Thursday, December 15, 2011


Article written by Shaun Connell

We are living in extremely exciting times. The Europeans are struggling to get their economy back on track and they have made some recent decisions that might cause silver prices to continue to drop like a rock.

The details that matter

First, Europe has a total of 9 countries on its credit watch. They will be adding 6 more. These 6 currently have a triple AAA rating and make up much of the traditionally core “good” economies of Europe, so being added to the watch list will effect the economic outlook of Europe negatively.

Second, the European Bank has again stated they don’t want solve this problem by printing money. If they maintain this position, three countries will likely default on their debts: Greece, Italy and Spain. If even one of these countries default, there will be a massive credit crunch throughout the world – not unlike 2008.

Third, while this is a sovereign countries debt liability, the bigger issue is the “insurance” banks across the globe carry on the bond’s within these countries. If the banks are required to pay out on the insurance for the debt that these countries carry, it would have a massive global ripple effect and squash available credit supply, especially when cash reserves are liquidated for the insurance of the bonds.

If this becomes a global problem, we might see some under the table finagling from the Federal Reserve with the banks that back the bonds. While this is pure speculation, its not a long shot considering how the Fed floated trillions of printed money to banks in Europe during the ‘08 crisis.

As it stands – we need to watch the European Central Bank. If they won’t print, at least one of the three countries will likely default on its debt (as long as our Fed doesn’t get involved).

How prices may continue to drop…

If a country defaults and the European Central Bank doesn’t print money to save them, the resulting credit crunch will drive down silver prices. Why?

Significant debt default has forced the precious metal markets down throughout history.

Most people will have to liquidate their assets (silver) to cover their shorts and debts in other areas.

Also, as the ripple effect of the debt default moves throughout Europe, many people will begin seeing the dollar as a safe haven from the euro. This rise in the dollar will likely cause downward pressure on the metal markets.

Why Silver Prices won’t stay down…

From 1950 to now we’ve gone from an estimated 10 billion ounces silver to 700 million ounces in above ground available physical silver. That’s a 93% drop.

But demand is still surging.

For example, in 1999 we had around 100 million ounces in the electronic industry. Today we have closer to 250 million. In the solar industry silver wasn’t really used in 1999. 2014 projections are expecting the industry to use 130 million ounces a year.

Investment demand of physical silver is also rising. In 2010, there were 35 million American Silver Eagles sold. That nearly equaled the entire physical silver mined that year. This year, 22 million American eagles were sold by June.

Production seems to have peaked in silver as well. A recent report (seen here: shows that of the top eight states in the U.S. have peaked in silver production. There are several reasons, but one is because silver is mostly a by-product of copper mines. Copper supply has peaked worldwide and is exponentially getting harder to supply. This means silver focused mines take much more financial investment to get a return of silver – in both energy, capital and time.

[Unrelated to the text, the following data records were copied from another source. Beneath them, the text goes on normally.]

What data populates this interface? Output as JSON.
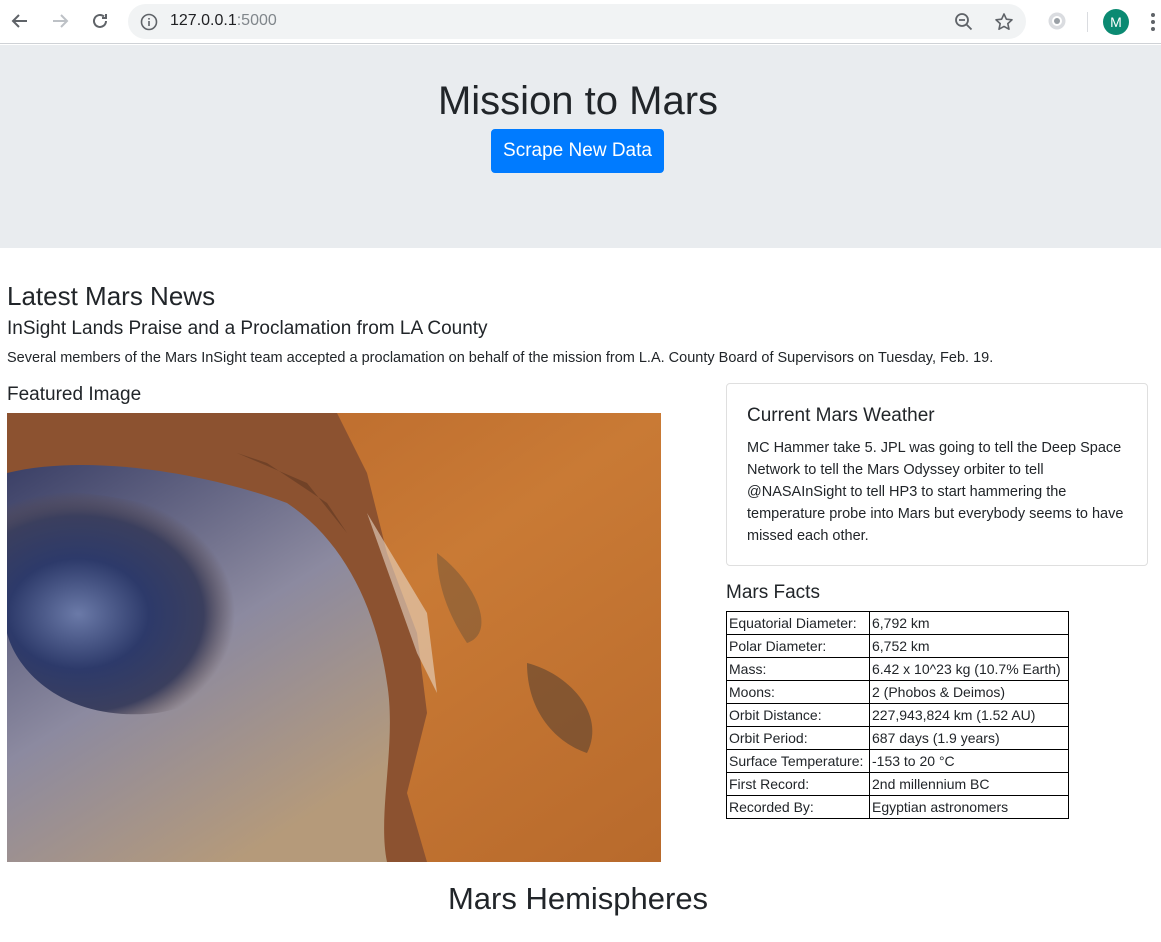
{
  "browser": {
    "url_host": "127.0.0.1",
    "url_port": ":5000",
    "avatar_letter": "M"
  },
  "header": {
    "title": "Mission to Mars",
    "scrape_button": "Scrape New Data"
  },
  "news": {
    "heading": "Latest Mars News",
    "title": "InSight Lands Praise and a Proclamation from LA County",
    "paragraph": "Several members of the Mars InSight team accepted a proclamation on behalf of the mission from L.A. County Board of Supervisors on Tuesday, Feb. 19."
  },
  "featured": {
    "heading": "Featured Image"
  },
  "weather": {
    "heading": "Current Mars Weather",
    "text": "MC Hammer take 5. JPL was going to tell the Deep Space Network to tell the Mars Odyssey orbiter to tell @NASAInSight to tell HP3 to start hammering the temperature probe into Mars but everybody seems to have missed each other."
  },
  "facts": {
    "heading": "Mars Facts",
    "rows": [
      {
        "label": "Equatorial Diameter:",
        "value": "6,792 km"
      },
      {
        "label": "Polar Diameter:",
        "value": "6,752 km"
      },
      {
        "label": "Mass:",
        "value": "6.42 x 10^23 kg (10.7% Earth)"
      },
      {
        "label": "Moons:",
        "value": "2 (Phobos & Deimos)"
      },
      {
        "label": "Orbit Distance:",
        "value": "227,943,824 km (1.52 AU)"
      },
      {
        "label": "Orbit Period:",
        "value": "687 days (1.9 years)"
      },
      {
        "label": "Surface Temperature:",
        "value": "-153 to 20 °C"
      },
      {
        "label": "First Record:",
        "value": "2nd millennium BC"
      },
      {
        "label": "Recorded By:",
        "value": "Egyptian astronomers"
      }
    ]
  },
  "hemispheres": {
    "heading": "Mars Hemispheres"
  },
  "colors": {
    "primary": "#007bff",
    "jumbotron_bg": "#e9ecef",
    "text": "#212529",
    "avatar_bg": "#0b8a72"
  }
}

The fact of the matter is simply this: despite advances in technology and machinery, it is taking more resources and time to mine less silver that it did in the past.

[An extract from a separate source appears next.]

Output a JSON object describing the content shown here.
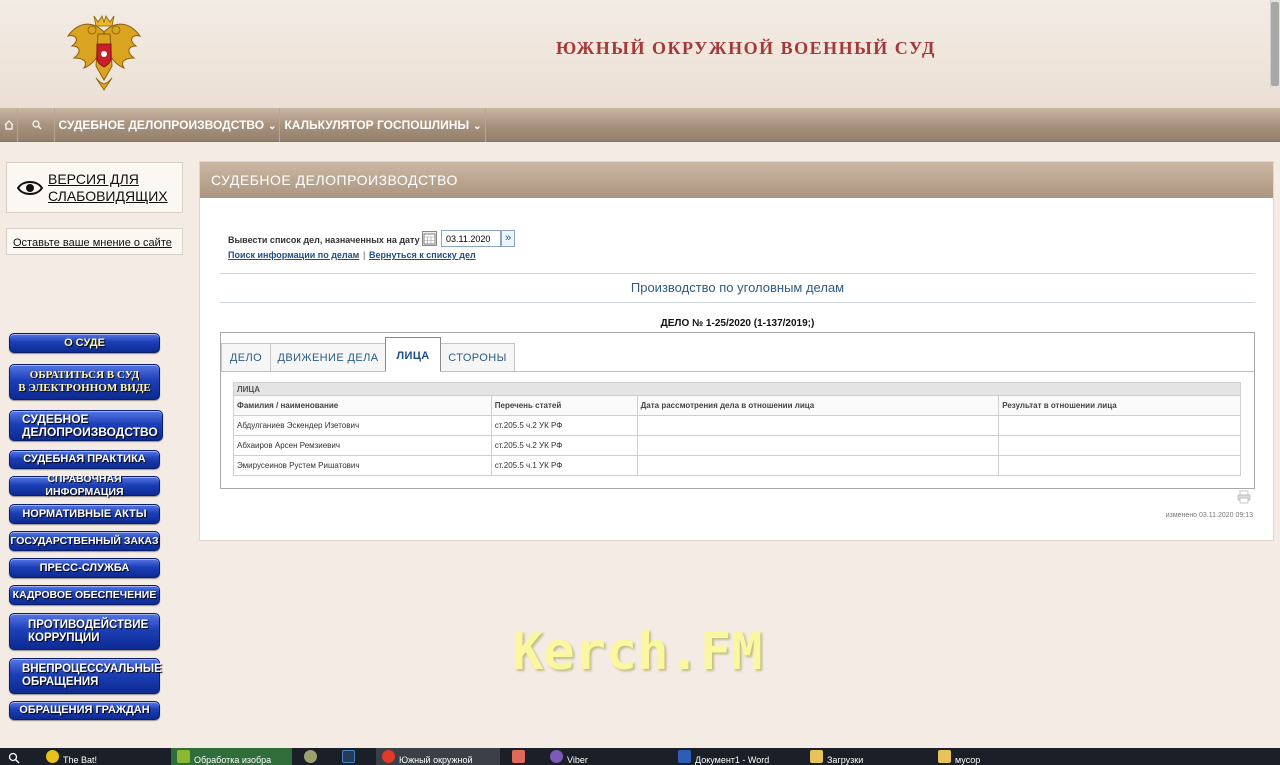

Even though we can mine ten ounces for every one ounce of gold (10:1) and silver has more industrial demand than gold, silver is still valued (on average) at 1:53 the price of gold.

Physical silver supply is diminishing, but demand for silver across industry and as an investment is growing.

Those who know and foresee the results of silver’s future will likely jump into the silver market with extreme energy when the European default causes downward pressure on the silver price. (If only to buy up a needed commodity for the production of their industry products.)

But immediate depression in our economy will be stronger than long term supply.

It is even possible, especially if a European country defaults, that silver goes under the mid-twenties before the industry buy-up begins.